You may not ever notice the piece of clay tile that plugs up the bottom of a curved tile at the edge of the roof – but here, in the center of the photo below, it’s sliding out, so you see it, and this may make you curious.
Some people call these eave closure pieces “birdstops.” Some manufacturers provide such accessory pieces in metal. These, on an old house in Denver, are clay to match the roof tiles. Their purpose is to keep out weather, birds, and little four-legged critters.
Falling apart has an upside – we can learn how things are supposed to be put together.
You also can see that the lower corner of the tile to the right of the one in question is broken off, giving an entry to weather and little four-legged critters, if not birds.

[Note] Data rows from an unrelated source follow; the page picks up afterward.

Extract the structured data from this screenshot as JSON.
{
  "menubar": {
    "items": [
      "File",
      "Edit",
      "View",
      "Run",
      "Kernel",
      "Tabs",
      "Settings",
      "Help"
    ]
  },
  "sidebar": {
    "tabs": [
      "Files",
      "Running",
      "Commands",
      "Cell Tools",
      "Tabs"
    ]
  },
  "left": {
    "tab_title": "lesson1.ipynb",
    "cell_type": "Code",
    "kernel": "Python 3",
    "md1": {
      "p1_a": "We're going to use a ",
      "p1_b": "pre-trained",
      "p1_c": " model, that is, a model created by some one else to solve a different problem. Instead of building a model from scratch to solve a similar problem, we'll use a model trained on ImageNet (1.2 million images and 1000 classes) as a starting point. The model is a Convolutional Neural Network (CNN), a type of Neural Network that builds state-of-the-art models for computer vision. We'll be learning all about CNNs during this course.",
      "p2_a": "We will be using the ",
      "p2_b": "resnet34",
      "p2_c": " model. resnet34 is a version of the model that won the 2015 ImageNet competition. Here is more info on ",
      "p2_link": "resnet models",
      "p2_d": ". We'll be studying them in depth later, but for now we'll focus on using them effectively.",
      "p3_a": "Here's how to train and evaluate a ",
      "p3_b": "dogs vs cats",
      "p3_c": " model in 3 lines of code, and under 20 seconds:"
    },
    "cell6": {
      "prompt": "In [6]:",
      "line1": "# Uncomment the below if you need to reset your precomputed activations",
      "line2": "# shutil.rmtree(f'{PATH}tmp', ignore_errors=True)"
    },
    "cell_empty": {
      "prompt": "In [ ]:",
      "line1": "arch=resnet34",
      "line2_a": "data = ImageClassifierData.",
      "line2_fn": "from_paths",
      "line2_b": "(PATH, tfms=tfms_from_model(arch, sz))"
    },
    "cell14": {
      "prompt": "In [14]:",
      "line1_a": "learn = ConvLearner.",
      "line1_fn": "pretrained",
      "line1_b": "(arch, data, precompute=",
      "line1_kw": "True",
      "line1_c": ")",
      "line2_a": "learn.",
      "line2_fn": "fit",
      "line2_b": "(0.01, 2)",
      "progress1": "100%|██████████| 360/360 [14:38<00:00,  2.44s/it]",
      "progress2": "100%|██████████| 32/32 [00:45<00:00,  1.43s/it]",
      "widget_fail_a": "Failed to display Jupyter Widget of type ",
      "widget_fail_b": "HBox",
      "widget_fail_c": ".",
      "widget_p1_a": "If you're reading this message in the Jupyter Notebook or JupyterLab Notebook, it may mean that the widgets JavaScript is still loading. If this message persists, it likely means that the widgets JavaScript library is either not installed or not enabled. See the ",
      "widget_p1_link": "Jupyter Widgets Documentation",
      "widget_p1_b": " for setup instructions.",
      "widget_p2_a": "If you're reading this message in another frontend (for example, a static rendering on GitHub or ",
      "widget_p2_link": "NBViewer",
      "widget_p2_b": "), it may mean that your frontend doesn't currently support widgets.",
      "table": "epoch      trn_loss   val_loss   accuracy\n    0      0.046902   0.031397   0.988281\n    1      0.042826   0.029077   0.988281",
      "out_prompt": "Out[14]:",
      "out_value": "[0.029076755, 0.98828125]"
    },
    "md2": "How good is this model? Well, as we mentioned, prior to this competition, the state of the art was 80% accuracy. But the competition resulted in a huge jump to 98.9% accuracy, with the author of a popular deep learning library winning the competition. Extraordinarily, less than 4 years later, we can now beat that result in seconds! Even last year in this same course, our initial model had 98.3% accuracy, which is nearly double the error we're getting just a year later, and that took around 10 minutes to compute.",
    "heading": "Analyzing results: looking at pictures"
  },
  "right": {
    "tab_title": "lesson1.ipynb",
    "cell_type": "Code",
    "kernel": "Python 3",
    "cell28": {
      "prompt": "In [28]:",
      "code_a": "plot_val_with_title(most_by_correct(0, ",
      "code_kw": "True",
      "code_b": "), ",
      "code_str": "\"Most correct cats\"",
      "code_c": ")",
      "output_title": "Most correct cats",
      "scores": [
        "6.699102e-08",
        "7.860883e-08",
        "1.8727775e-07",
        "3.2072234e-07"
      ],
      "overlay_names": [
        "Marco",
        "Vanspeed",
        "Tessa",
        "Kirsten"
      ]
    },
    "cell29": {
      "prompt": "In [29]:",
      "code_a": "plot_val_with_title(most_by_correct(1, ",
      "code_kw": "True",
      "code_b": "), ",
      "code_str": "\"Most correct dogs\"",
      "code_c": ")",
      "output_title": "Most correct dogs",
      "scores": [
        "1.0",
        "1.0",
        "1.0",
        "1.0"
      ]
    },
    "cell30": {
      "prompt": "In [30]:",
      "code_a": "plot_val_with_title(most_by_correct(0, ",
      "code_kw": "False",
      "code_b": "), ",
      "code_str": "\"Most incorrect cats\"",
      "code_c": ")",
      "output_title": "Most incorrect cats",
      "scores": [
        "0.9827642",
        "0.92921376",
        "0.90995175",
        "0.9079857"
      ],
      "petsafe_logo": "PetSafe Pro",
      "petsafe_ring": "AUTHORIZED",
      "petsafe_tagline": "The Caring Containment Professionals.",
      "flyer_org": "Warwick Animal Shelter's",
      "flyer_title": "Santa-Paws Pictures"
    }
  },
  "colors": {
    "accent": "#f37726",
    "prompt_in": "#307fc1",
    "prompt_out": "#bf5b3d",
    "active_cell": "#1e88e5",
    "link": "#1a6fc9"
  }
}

As my wife would say, these are things only architects would notice–and I mean that as a high compliment.
Thanks, Dave. That particular roof has some problems, especially broken corners on tiles, but also some tiles that seem knocked a bit out of place, and things like that. I may knock on their door and tell them. Denver got hammered by hail in June and July of 2015 and most asphalt shingle roofs got replaced after that, so I wonder if some of the damage is from one of those 2 storms.
Spanish tile roofs can be beautiful–range of colors, the play of shadow and light–but the tile is brittle, and I can see where they can be damaged in a hailstorm.